On Point, The New Saudi Pushback, wbur.org (mp3)

Around the Mecca Accord, Obama’s love for Israel

Mardi 6 mars 2007

Deep analysis on the political dance around the Mecca accord. A fascinating narrative by Alastair Crooke and Mark Perry on how the Saudi diplomacy distanced itself from the US to try to end the infighting between Hamas and Fatah. Infighting partly supported by the US diplomacy (Elliot Abrams from the NSC and the neocons) against Condi Rice. So, it seems to me that the infighting inside the White House are doing a spill over on the Middle East.

Alastair Crooke and Mark Perry, How the Saudis stole a march on the US, atimes.com

Another good read is this analysis on Barack Obama’s position toward Israel from Ali Abunimah.

On Friday Obama gave a speech to the American Israel Public Affairs Committee (AIPAC) in Chicago. It had been much anticipated in American Jewish political circles which buzzed about his intensive efforts to woo wealthy pro-Israel campaign donors who up to now have generally leaned towards his main rival Senator Hillary Clinton.

Reviewing the speech, Ha’aretz Washington correspondent Shmuel Rosner concluded that Obama « sounded as strong as Clinton, as supportive as Bush, as friendly as Giuliani. At least rhetorically, Obama passed any test anyone might have wanted him to pass. So, he is pro-Israel. Period. »

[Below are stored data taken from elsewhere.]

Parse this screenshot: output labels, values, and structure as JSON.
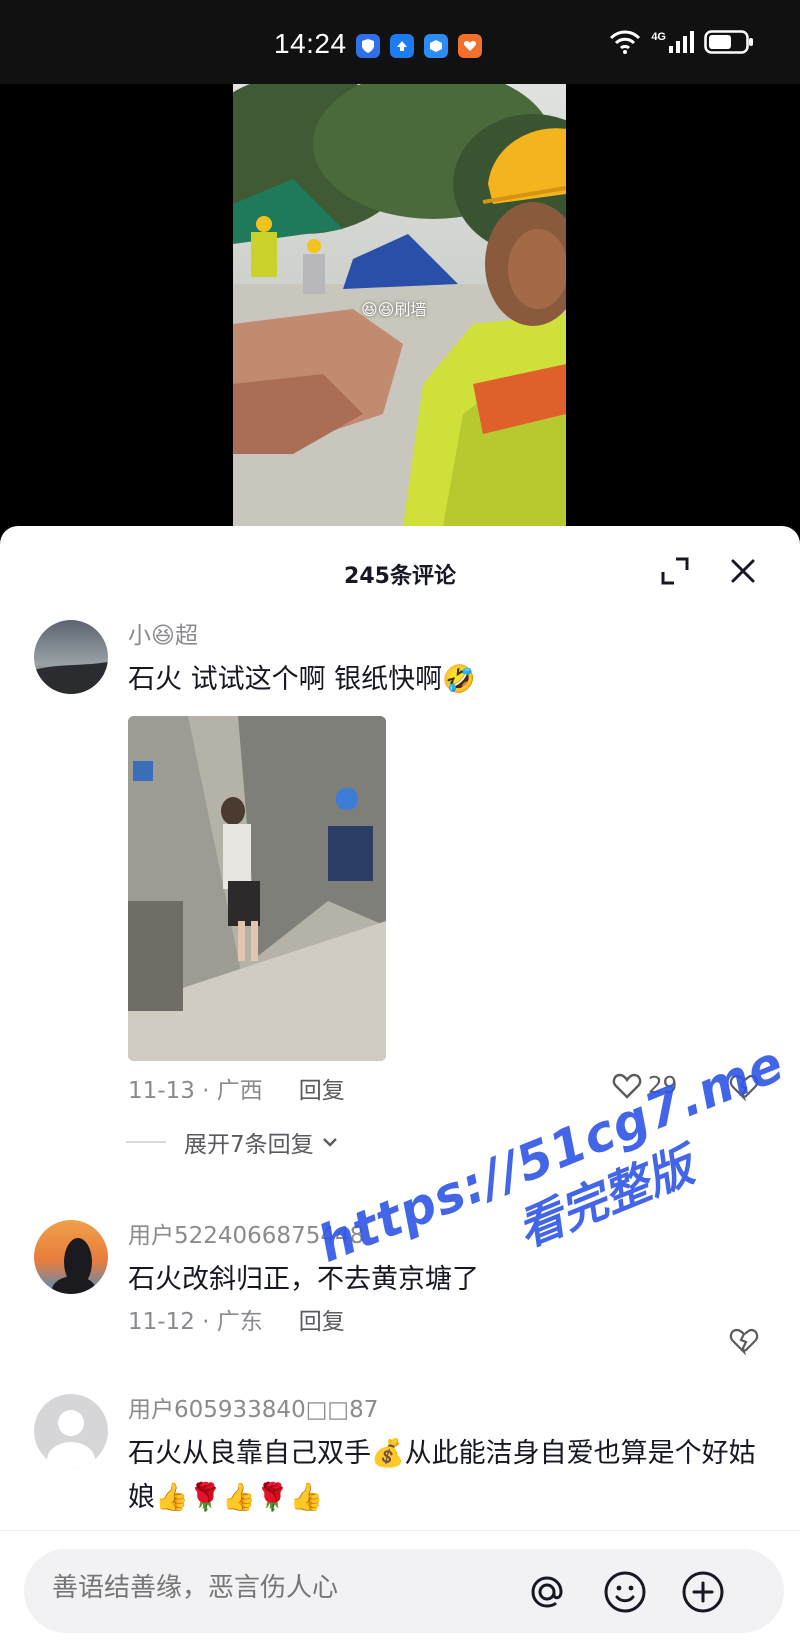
{
  "status_bar": {
    "time": "14:24",
    "network": "4G"
  },
  "video": {
    "caption": "😆😆刷墙"
  },
  "comments_panel": {
    "title": "245条评论",
    "comments": [
      {
        "username": "小😆超",
        "text": "石火 试试这个啊 银纸快啊🤣",
        "date_location": "11-13 · 广西",
        "reply_label": "回复",
        "likes": "29",
        "expand_replies": "展开7条回复"
      },
      {
        "username": "用户5224066875448",
        "text": "石火改斜归正，不去黄京塘了",
        "date_location": "11-12 · 广东",
        "reply_label": "回复"
      },
      {
        "username": "用户605933840□□87",
        "text": "石火从良靠自己双手💰从此能洁身自爱也算是个好姑娘👍🌹👍🌹👍"
      }
    ]
  },
  "watermark": {
    "line1": "https://51cg7.me",
    "line2": "看完整版"
  },
  "input_bar": {
    "placeholder": "善语结善缘，恶言伤人心"
  },
  "colors": {
    "accent_text": "#161823",
    "secondary_text": "#8a8b91",
    "watermark": "#2f56e6"
  }
}
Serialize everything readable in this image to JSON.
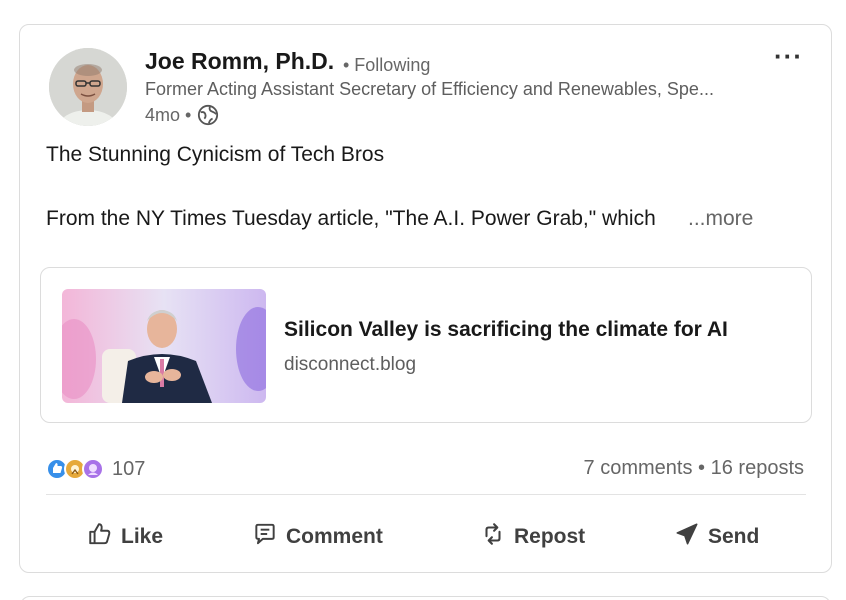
{
  "post": {
    "author": {
      "name": "Joe Romm, Ph.D.",
      "following": "• Following",
      "headline": "Former Acting Assistant Secretary of Efficiency and Renewables, Spe...",
      "time": "4mo •"
    },
    "text_line1": "The Stunning Cynicism of Tech Bros",
    "text_line2": "From the NY Times Tuesday article, \"The A.I. Power Grab,\" which",
    "more_label": "...more",
    "link": {
      "title": "Silicon Valley is sacrificing the climate for AI",
      "domain": "disconnect.blog"
    },
    "reactions_count": "107",
    "comments": "7 comments",
    "separator": " • ",
    "reposts": "16 reposts"
  },
  "actions": {
    "like": "Like",
    "comment": "Comment",
    "repost": "Repost",
    "send": "Send"
  },
  "icons": {
    "more": "ellipsis-icon",
    "visibility": "globe-icon",
    "like": "thumbs-up-icon",
    "comment": "comment-bubble-icon",
    "repost": "repost-arrows-icon",
    "send": "paper-plane-icon"
  },
  "colors": {
    "like_reaction": "#378fe9",
    "celebrate_reaction": "#e6a93b",
    "support_reaction": "#a872e8",
    "text_primary": "#191919",
    "text_secondary": "#666666"
  }
}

Although, Abunimah think that Obama is more favorable to Palestinians than what he profess now, the interesting part of this article is, in my opinion, the conclusion.

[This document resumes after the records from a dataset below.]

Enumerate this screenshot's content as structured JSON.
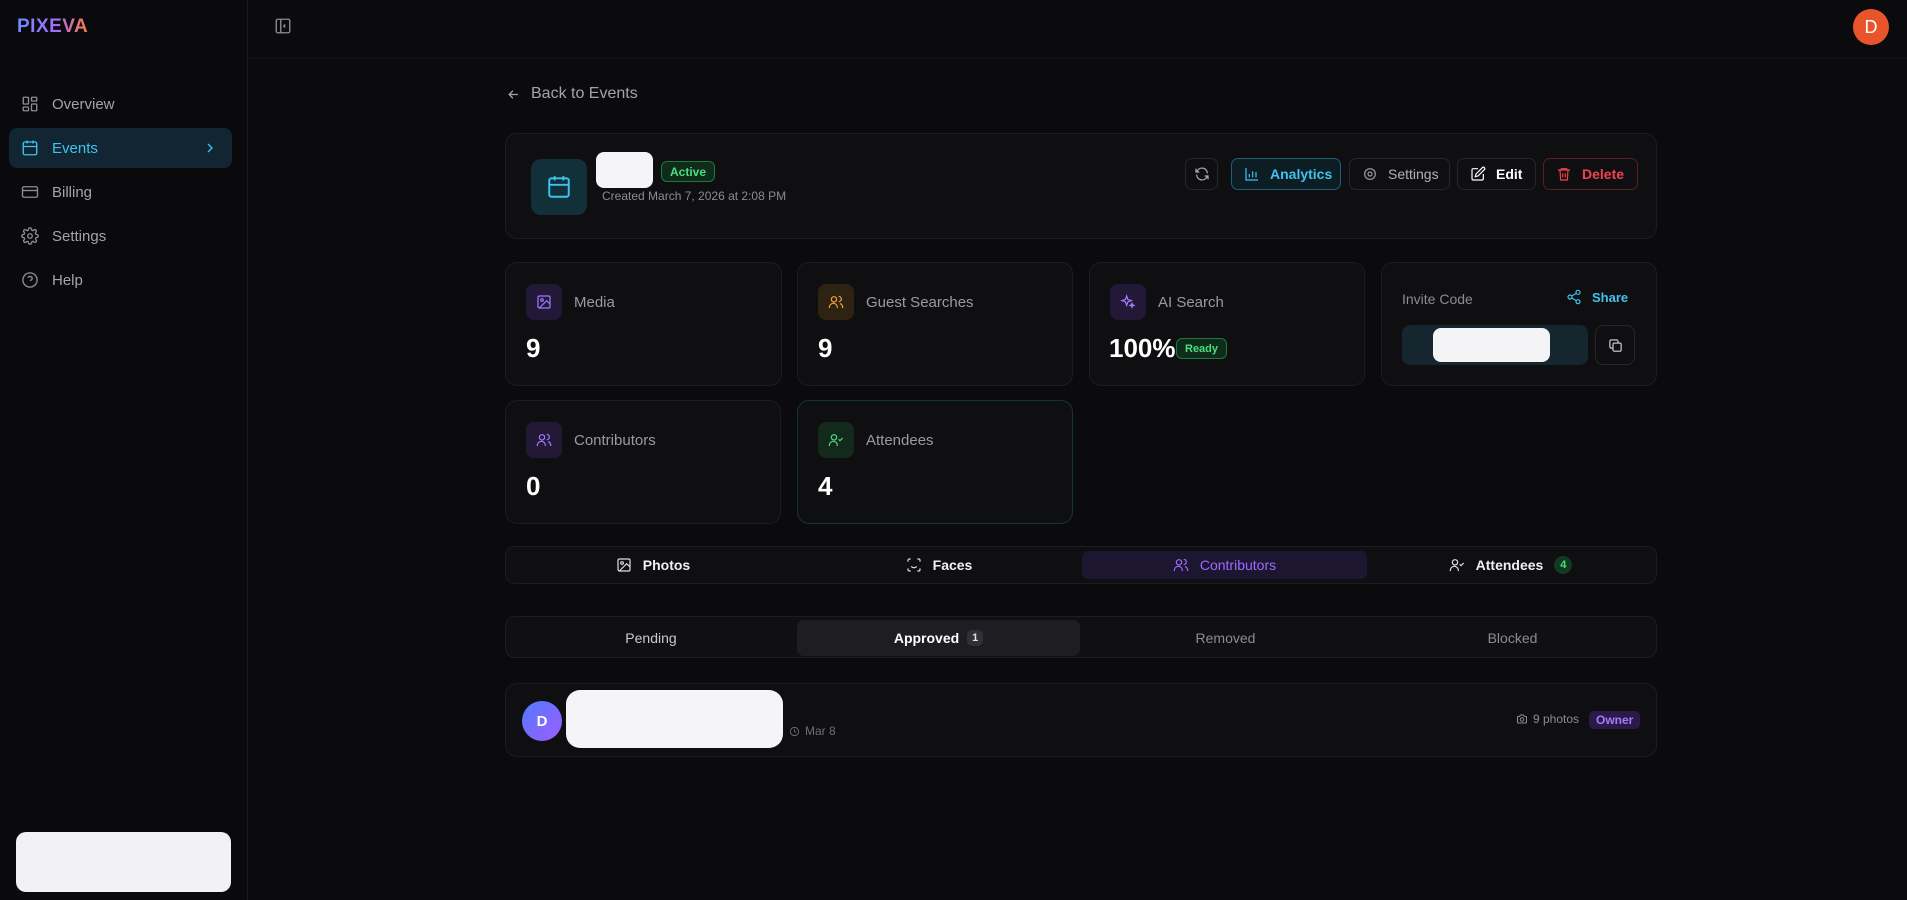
{
  "app": {
    "logo": "PIXEVA"
  },
  "sidebar": {
    "items": [
      {
        "label": "Overview",
        "icon": "grid-icon"
      },
      {
        "label": "Events",
        "icon": "calendar-icon",
        "active": true
      },
      {
        "label": "Billing",
        "icon": "credit-card-icon"
      },
      {
        "label": "Settings",
        "icon": "gear-icon"
      },
      {
        "label": "Help",
        "icon": "help-circle-icon"
      }
    ]
  },
  "header": {
    "avatar_initial": "D"
  },
  "back_link": {
    "label": "Back to Events"
  },
  "event": {
    "status": "Active",
    "created": "Created March 7, 2026 at 2:08 PM",
    "actions": {
      "analytics": "Analytics",
      "settings": "Settings",
      "edit": "Edit",
      "delete": "Delete"
    }
  },
  "stats": {
    "media": {
      "label": "Media",
      "value": "9"
    },
    "guest_searches": {
      "label": "Guest Searches",
      "value": "9"
    },
    "ai_search": {
      "label": "AI Search",
      "value": "100%",
      "badge": "Ready"
    },
    "invite": {
      "label": "Invite Code",
      "share": "Share"
    },
    "contributors": {
      "label": "Contributors",
      "value": "0"
    },
    "attendees": {
      "label": "Attendees",
      "value": "4"
    }
  },
  "tabs": {
    "photos": "Photos",
    "faces": "Faces",
    "contributors": "Contributors",
    "attendees": "Attendees",
    "attendees_count": "4"
  },
  "subtabs": {
    "pending": "Pending",
    "approved": "Approved",
    "approved_count": "1",
    "removed": "Removed",
    "blocked": "Blocked"
  },
  "contributor_row": {
    "initial": "D",
    "date": "Mar 8",
    "photos": "9 photos",
    "role": "Owner"
  },
  "colors": {
    "accent_cyan": "#3fc3ee",
    "accent_purple": "#9d6bff",
    "success_green": "#4ade80",
    "danger_red": "#f0434f",
    "avatar_orange": "#e9552a"
  }
}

Obama has also been close to some prominent Arab Americans, and has received their best advice. His decisive trajectory reinforces a lesson that politically weak constituencies have learned many times: access to people with power alone does not translate into influence over policy. Money and votes, but especially money, channelled through sophisticated and coordinated networks that can « bundle » small donations into million dollar chunks are what buy influence on policy. Currently, advocates of Palestinian rights are very far from having such networks at their disposal. Unless they go out and do the hard work to build them, or to support meaningful campaign finance reform, whispering in the ears of politicians will have little impact. (For what it’s worth, I did my part. I recently met with Obama’s legislative aide, and wrote to Obama urging a more balanced policy towards Palestine.)

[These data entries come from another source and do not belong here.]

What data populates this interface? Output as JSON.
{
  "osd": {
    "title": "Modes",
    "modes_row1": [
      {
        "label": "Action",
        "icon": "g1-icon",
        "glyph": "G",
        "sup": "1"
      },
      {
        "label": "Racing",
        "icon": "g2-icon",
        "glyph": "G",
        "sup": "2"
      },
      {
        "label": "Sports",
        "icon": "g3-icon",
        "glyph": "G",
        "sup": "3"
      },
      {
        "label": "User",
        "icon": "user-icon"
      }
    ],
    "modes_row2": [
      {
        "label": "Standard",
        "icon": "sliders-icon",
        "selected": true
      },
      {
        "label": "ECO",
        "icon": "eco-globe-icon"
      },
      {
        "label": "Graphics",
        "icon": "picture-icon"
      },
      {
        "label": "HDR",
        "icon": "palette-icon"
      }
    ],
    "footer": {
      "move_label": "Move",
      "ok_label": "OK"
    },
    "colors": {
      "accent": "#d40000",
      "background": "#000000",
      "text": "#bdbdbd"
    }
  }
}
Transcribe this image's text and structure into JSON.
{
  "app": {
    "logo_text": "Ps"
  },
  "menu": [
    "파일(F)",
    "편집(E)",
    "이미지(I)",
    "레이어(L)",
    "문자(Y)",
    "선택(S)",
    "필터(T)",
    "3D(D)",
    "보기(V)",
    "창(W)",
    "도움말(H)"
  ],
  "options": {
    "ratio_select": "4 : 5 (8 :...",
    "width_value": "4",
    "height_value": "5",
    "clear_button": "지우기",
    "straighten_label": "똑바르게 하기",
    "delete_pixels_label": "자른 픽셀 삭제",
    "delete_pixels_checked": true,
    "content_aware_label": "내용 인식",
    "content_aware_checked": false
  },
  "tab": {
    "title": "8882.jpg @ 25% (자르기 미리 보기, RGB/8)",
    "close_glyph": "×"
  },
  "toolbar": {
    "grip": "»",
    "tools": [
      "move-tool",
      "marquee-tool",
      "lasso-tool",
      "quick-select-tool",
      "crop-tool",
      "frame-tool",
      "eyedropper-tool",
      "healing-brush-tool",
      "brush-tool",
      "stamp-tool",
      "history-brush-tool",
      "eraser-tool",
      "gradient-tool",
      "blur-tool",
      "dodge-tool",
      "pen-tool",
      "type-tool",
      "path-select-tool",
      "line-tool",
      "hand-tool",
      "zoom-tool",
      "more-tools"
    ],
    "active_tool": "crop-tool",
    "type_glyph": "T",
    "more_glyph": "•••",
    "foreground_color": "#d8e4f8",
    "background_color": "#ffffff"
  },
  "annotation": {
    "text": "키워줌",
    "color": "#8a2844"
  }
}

If disappointing, given his historically close relations to Palestinian-Americans, Obama’s about-face is not surprising. He is merely doing what he thinks is necessary to get elected and he will continue doing it as long as it keeps him in power. Palestinian-Americans are in the same position as civil libertarians who watched with dismay as Obama voted to reauthorize the USA Patriot Act, or immigrant rights advocates who were horrified as he voted in favor of a Republican bill to authorize the construction of a 700-mile fence on the border with Mexico.

Only if enough people know what Obama and his competitors stand for, and organize to compel them to pay attention to their concerns can there be any hope of altering the disastrous course of US policy in the Middle East. It is at best a very long-term project that cannot substitute for support for the growing campaign of boycott, divestment and sanctions needed to hold Israel accountable for its escalating violence and solidifying apartheid.

Ali Abunimah, How Barack Obama learned to love Israel, electronicintifada.net [via SyriaComment]

Seymour Hersh on Open Source

Jeudi 1 mars 2007

Fascinating interview with Seymour Hersh on Open Source with Christopher Lydon following its piece The Redirection (New Yorker). What is scary is that you get the feeling that the White House is playing with fire while being delusional and ignorant of the history/culture of the Middle-East. The fact of the matter for Sy Hersh is that the White House is a major contributing factor in pitching whole religious/ethnic groups against themselves, pursuing interests that maybe make sense in the short-term, but will bring more instability in the Middle-East in the long-term.

I must say that sometimes I find Sy Hersh sounding too much like if he was revealing a plot with black helicopters hovering over it, that his analysis are too much based on individuals but, overall, he presents solid arguments on how the US administration is misguided and improvising regarding its Middle-East policies.